8a) Das Landgericht hat im Hinblick auf den Alkoholkonsum des Angeklagten das Vorliegen einer tiefgreifenden Bewusstseinsstörung und einer dadurch bedingten erheblichen Beeinträchtigung des Hemmungsvermögens ausgeschlossen. Es hat mit Hilfe eines Sachverständigen unter Zugrundelegung der Angaben des Angeklagten zu seinem Alkoholkonsum und bezogen auf das lang gestreckte Tatgeschehen zwischen 2.00 Uhr nachts und 8.00 Uhr morgens Blutalkoholkonzentrationen ausgerechnet, die zwischen 4,09 Promille maximal und 0,02 Promille minimal liegen. Diese Blutalkoholwerte führen nach der Wertung eines weiteren Sachverständigen, dem sich das Landgericht anschließt, nicht zu einer tatrelevanten Beeinträchtigung der Steuerungsfähigkeit. Die errechneten Blutalkoholkonzentrationen zwischen 0,3 Promille (für einen Tatzeitpunkt um 6.35 Uhr) und über 4 Promille seien wenig aussagekräftig. Die maximalen Promillewerte seien lediglich theoretischer Natur und hätten überdies letale Folgen gehabt. Die minimalen Werte zwischen 0,30 und 1,22 Promille erschienen zudem derart gering, dass von vornherein ein forensisch relevanter Einfluss ausscheide. Im Ergebnis liege kein Eingangsmerkmal vor, da keinerlei Ausfallerscheinungen festzustellen seien. Weder nach der Darstellung der Nebenklägerin noch derjenigen des Angeklagten seien Anhaltspunkte dafür erkennbar, dass ein vorangegangener Konsum ursächlich für das strafrechtlich relevante Verhalten des Angeklagten geworden sei. Aus psychiatrischer Sicht sei der tatauslösende Faktor im Verhalten der Nebenklägerin zu suchen, die seinem Ansinnen, weiteren Alkohol zu trinken, nicht nachgekommen sei. Gegen einen tatrelevanten Einfluss spreche auch das Leistungsverhalten des Angeklagten, der in einem komplexen Geschehensablauf, der sich über mehrere Stunden hingezogen habe, auf geänderte Situationen reagiert habe.

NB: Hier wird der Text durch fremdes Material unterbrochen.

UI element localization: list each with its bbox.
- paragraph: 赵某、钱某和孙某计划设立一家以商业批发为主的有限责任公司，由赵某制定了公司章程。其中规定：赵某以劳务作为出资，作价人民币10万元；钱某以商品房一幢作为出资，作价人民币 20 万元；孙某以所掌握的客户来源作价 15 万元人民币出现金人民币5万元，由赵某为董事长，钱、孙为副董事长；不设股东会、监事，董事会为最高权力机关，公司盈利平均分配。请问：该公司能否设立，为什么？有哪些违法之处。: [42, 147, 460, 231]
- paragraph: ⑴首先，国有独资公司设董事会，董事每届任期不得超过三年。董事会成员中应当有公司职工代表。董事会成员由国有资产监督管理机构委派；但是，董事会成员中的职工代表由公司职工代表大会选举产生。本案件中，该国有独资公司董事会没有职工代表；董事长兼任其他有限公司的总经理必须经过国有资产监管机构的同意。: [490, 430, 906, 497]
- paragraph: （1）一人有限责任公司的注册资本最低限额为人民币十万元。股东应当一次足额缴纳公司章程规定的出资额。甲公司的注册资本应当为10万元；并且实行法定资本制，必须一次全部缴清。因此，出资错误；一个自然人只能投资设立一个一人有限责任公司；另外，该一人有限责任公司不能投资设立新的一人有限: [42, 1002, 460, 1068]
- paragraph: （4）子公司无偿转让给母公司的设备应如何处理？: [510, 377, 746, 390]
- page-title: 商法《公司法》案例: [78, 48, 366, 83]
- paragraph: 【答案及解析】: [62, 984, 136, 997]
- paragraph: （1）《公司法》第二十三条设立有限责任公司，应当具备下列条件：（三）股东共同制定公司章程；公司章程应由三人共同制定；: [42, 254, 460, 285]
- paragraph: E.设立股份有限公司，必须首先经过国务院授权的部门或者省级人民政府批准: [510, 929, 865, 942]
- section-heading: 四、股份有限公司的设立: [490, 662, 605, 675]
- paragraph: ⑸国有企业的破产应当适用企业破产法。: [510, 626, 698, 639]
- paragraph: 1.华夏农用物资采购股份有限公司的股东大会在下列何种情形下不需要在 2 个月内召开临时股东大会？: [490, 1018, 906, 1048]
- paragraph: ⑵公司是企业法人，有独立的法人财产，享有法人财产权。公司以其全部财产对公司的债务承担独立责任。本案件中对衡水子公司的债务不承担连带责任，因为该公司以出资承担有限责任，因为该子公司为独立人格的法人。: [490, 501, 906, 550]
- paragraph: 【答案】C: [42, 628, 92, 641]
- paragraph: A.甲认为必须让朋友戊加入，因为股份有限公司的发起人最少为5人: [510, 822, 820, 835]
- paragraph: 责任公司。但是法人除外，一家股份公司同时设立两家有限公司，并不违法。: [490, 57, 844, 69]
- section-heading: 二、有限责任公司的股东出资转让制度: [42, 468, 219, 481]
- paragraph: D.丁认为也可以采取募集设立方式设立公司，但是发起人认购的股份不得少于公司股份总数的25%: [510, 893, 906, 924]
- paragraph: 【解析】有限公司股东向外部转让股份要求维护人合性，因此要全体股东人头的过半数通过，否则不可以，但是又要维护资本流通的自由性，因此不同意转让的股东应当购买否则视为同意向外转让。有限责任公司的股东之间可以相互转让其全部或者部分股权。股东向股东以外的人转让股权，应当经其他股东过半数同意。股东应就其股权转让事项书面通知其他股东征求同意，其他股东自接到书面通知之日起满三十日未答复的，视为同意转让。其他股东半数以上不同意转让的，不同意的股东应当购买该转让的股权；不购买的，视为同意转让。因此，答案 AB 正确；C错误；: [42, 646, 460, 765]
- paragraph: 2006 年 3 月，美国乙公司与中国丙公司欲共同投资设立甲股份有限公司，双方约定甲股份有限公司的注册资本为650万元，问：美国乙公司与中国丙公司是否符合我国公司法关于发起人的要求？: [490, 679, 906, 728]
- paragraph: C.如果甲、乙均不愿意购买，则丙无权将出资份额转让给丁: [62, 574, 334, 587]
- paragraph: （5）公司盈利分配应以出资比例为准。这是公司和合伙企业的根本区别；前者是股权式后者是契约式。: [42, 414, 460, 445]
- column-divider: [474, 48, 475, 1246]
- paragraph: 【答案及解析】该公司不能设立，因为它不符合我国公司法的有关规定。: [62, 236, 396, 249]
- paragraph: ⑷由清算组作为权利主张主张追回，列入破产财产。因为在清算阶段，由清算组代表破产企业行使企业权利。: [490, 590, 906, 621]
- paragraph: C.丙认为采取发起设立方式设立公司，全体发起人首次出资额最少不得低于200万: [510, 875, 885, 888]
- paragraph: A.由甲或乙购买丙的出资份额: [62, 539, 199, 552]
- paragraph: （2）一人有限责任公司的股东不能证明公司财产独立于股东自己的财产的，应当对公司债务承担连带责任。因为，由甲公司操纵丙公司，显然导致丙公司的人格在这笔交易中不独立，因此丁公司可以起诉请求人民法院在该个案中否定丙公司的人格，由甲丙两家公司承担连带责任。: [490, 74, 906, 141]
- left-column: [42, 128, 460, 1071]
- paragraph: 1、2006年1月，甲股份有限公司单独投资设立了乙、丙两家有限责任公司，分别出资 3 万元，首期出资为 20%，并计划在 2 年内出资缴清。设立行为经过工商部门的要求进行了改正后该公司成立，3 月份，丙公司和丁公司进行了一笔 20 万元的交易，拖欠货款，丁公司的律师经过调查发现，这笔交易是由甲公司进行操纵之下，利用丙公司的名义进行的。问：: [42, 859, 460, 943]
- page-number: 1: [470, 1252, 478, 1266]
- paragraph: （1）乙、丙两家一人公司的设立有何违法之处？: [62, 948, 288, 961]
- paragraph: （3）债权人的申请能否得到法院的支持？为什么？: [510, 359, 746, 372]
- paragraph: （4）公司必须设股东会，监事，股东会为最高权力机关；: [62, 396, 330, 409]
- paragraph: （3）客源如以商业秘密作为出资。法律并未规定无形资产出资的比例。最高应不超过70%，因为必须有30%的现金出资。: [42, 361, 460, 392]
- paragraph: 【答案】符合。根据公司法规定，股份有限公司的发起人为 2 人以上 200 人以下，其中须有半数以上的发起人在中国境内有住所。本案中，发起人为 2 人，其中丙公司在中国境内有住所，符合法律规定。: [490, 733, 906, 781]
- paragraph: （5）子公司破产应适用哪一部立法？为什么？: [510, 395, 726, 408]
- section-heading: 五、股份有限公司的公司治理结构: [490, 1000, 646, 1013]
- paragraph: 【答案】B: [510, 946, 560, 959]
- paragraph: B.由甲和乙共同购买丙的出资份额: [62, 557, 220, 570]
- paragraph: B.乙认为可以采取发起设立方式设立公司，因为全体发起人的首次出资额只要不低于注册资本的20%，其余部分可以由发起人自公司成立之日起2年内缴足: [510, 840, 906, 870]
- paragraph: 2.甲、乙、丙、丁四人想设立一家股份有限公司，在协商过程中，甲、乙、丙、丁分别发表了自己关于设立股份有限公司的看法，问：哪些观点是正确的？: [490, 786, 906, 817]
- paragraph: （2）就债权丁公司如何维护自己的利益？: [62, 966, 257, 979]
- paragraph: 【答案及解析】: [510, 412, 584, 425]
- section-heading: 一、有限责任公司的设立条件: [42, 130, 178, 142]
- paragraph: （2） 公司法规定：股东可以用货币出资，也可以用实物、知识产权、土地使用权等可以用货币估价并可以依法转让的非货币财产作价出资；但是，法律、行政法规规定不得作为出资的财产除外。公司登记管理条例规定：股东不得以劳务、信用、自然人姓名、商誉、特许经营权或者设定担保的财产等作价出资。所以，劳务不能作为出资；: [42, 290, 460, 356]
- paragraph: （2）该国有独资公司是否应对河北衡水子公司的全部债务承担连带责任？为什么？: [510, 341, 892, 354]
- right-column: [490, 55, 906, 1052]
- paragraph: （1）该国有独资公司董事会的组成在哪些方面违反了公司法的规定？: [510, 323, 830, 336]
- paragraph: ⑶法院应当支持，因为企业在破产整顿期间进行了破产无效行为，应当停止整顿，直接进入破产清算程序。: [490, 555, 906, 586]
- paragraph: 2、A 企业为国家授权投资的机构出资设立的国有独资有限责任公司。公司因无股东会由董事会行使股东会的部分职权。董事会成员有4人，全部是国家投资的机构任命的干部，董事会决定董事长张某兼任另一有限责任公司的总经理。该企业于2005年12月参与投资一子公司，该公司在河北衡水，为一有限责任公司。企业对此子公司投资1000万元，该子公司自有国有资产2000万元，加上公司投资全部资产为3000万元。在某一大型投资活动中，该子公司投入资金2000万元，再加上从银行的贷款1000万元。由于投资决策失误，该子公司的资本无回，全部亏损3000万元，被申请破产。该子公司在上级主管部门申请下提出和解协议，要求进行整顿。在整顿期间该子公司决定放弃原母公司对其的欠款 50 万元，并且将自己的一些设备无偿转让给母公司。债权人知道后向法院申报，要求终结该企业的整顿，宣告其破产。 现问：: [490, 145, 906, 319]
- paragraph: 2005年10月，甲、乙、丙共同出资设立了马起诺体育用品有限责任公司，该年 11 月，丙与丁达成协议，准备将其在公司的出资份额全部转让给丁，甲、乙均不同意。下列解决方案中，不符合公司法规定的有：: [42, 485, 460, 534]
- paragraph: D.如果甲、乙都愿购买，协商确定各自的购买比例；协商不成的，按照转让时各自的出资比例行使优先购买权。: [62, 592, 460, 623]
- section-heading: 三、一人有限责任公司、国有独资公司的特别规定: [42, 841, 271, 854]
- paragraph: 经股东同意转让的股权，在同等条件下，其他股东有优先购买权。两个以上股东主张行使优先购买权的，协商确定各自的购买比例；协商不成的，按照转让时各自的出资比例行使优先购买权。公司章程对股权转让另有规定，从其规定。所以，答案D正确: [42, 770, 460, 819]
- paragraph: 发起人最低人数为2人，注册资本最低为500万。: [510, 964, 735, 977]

9b) Diese Schuldfähigkeitsbeurteilung durch das Landgericht hält rechtlicher Nachprüfung nicht stand. Sie lässt schon nicht erkennen, welche Blutalkoholkonzentration das Landgericht seiner Beurteilung letztlich zugrunde gelegt hat. Soweit die Strafkammer den Angaben des Angeklagten zu dem von ihm behaupteten Alkoholkonsum nicht (vollständig) folgt, sondern nur den Konsum berücksichtigt, der von der Nebenklägerin bestätigt wird, bedeutet dies zwar, dass sich die vom Sachverständigen errechneten maximalen Blutalkoholkonzentrationen auf jeden Fall reduzieren. Welche Blutalkoholkonzentration sich auf der Grundlage des tatsächlich angenommenen Konsums aber ergibt, lässt sich den Berechnungen in den Urteilsgründen, die auf den vom Angeklagten behaupteten Konsum abstellen, nicht entnehmen. Nimmt man aber allein nur die von der Nebenklägerin bestätigten Trinkmengen des Angeklagten, die das Urteil mit über 180 Gramm Alkohol angibt, führt dies zu einer deutlichen Alkoholisierung, die sich im Bereich einer im Sinne von § 21 StGB relevanten Blutalkoholkonzentration bewegt. Auf der Grundlage der Angaben der Nebenklägerin durfte das Landgericht nicht von einer darauf gestützten Berechnung der Blutalkoholkonzentration absehen (vgl. , NStZ 2020, 473).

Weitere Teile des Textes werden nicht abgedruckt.